7. Treatment: The Art of Replacement

The goal is to normalize hemoglobin and, crucially, replenish stores (ferritin), which takes months.

Oral Replacement

Ferrous Sulfate is the classic, but causes many gastrointestinal effects (pain, constipation, nausea). New formulations like Iron Polymaltose or Bisglycinate are better tolerated and absorbed, allowing greater adherence. Current recommendation is alternate-day dosing (e.g., Mon, Wed, Fri) to decrease Hepcidin (hormone that blocks iron absorption) and improve tolerance.

Intravenous (IV) Replacement

Indicated for those who cannot tolerate oral, have malabsorption (bariatric, inflammatory bowel disease), or need rapid replenishment (heart failure, pre-operative). Modern formulations like Ferric Carboxymaltose are safe and allow infusion of high doses in 15 minutes.

8. Diet: Heme vs Non-Heme Iron

Diet prevents, but rarely cures established anemia. There are two types of iron:

Golden Tip: Vitamin C (orange, lemon) in the same meal increases non-heme iron absorption by up to 3x. Calcium (milk, cheese), tannins (tea, coffee), and phytates inhibit absorption and should be consumed away from main meals.

9. Conclusion

Iron Deficiency Anemia is a warning sign from the body that should not be ignored or treated empirically without investigation. Restoring iron levels not only corrects anemia but returns vitality, cognitive capacity, and quality of life. Accurate diagnosis of the underlying cause is the most important step in treatment.

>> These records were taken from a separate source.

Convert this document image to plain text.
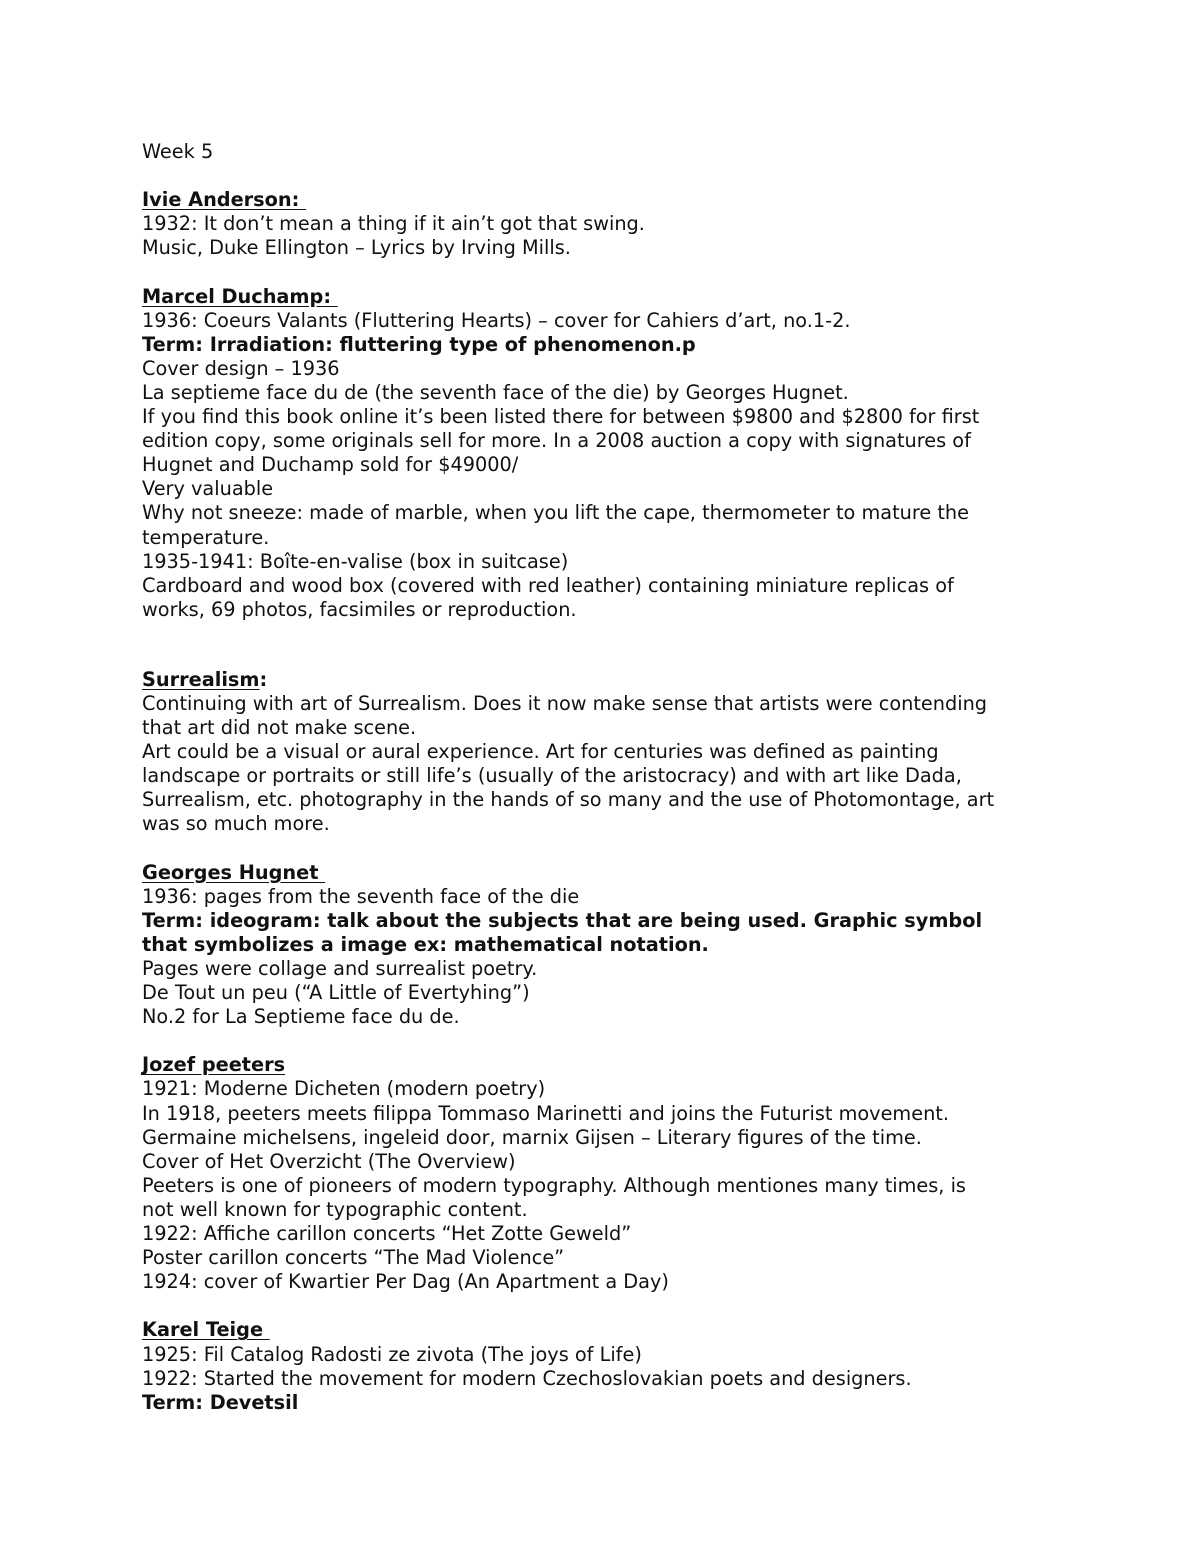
Week 5

Ivie Anderson:

1932: It don’t mean a thing if it ain’t got that swing.

Music, Duke Ellington – Lyrics by Irving Mills.

Marcel Duchamp:

1936: Coeurs Valants (Fluttering Hearts) – cover for Cahiers d’art, no.1-2.

Term: Irradiation: fluttering type of phenomenon.p

Cover design – 1936

La septieme face du de (the seventh face of the die) by Georges Hugnet.

If you find this book online it’s been listed there for between $9800 and $2800 for first

edition copy, some originals sell for more. In a 2008 auction a copy with signatures of

Hugnet and Duchamp sold for $49000/

Very valuable

Why not sneeze: made of marble, when you lift the cape, thermometer to mature the

temperature.

1935-1941: Boîte-en-valise (box in suitcase)

Cardboard and wood box (covered with red leather) containing miniature replicas of

works, 69 photos, facsimiles or reproduction.

Surrealism:

Continuing with art of Surrealism. Does it now make sense that artists were contending

that art did not make scene.

Art could be a visual or aural experience. Art for centuries was defined as painting

landscape or portraits or still life’s (usually of the aristocracy) and with art like Dada,

Surrealism, etc. photography in the hands of so many and the use of Photomontage, art

was so much more.

Georges Hugnet

1936: pages from the seventh face of the die

Term: ideogram: talk about the subjects that are being used. Graphic symbol

that symbolizes a image ex: mathematical notation.

Pages were collage and surrealist poetry.

De Tout un peu (“A Little of Evertyhing”)

No.2 for La Septieme face du de.

Jozef peeters

1921: Moderne Dicheten (modern poetry)

In 1918, peeters meets filippa Tommaso Marinetti and joins the Futurist movement.

Germaine michelsens, ingeleid door, marnix Gijsen – Literary figures of the time.

Cover of Het Overzicht (The Overview)

Peeters is one of pioneers of modern typography. Although mentiones many times, is

not well known for typographic content.

1922: Affiche carillon concerts “Het Zotte Geweld”

Poster carillon concerts “The Mad Violence”

1924: cover of Kwartier Per Dag (An Apartment a Day)

Karel Teige

1925: Fil Catalog Radosti ze zivota (The joys of Life)

1922: Started the movement for modern Czechoslovakian poets and designers.

Term: Devetsil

Selected Bibliographic References

[1] Camaschella, C. (2015). Iron-Deficiency Anemia. The New England Journal of Medicine, 372(19), 1832-1843.
[2] Lopez, A., et al. (2016). Iron deficiency anaemia. The Lancet, 387(10021), 907-916.
[3] World Health Organization (WHO). (2011). Haemoglobin concentrations for the diagnosis of anaemia and assessment of severity. Vitamin and Mineral Nutrition Information System.
[4] Cappellini, M. D., et al. (2017). Iron deficiency across chronic inflammatory conditions: International expert opinion on definition, diagnosis, and management. American Journal of Hematology, 92(10), 1068-1078.
[5] Goddard, A. F., et al. (2011). Guidelines for the management of iron deficiency anaemia. Gut, 60(10), 1309-1316.
[6] Auerbach, M., & Macdougall, I. (2017). The available intravenous iron formulations: History, efficacy, and safety. Hemodialysis International, 21(S1), S83-S92.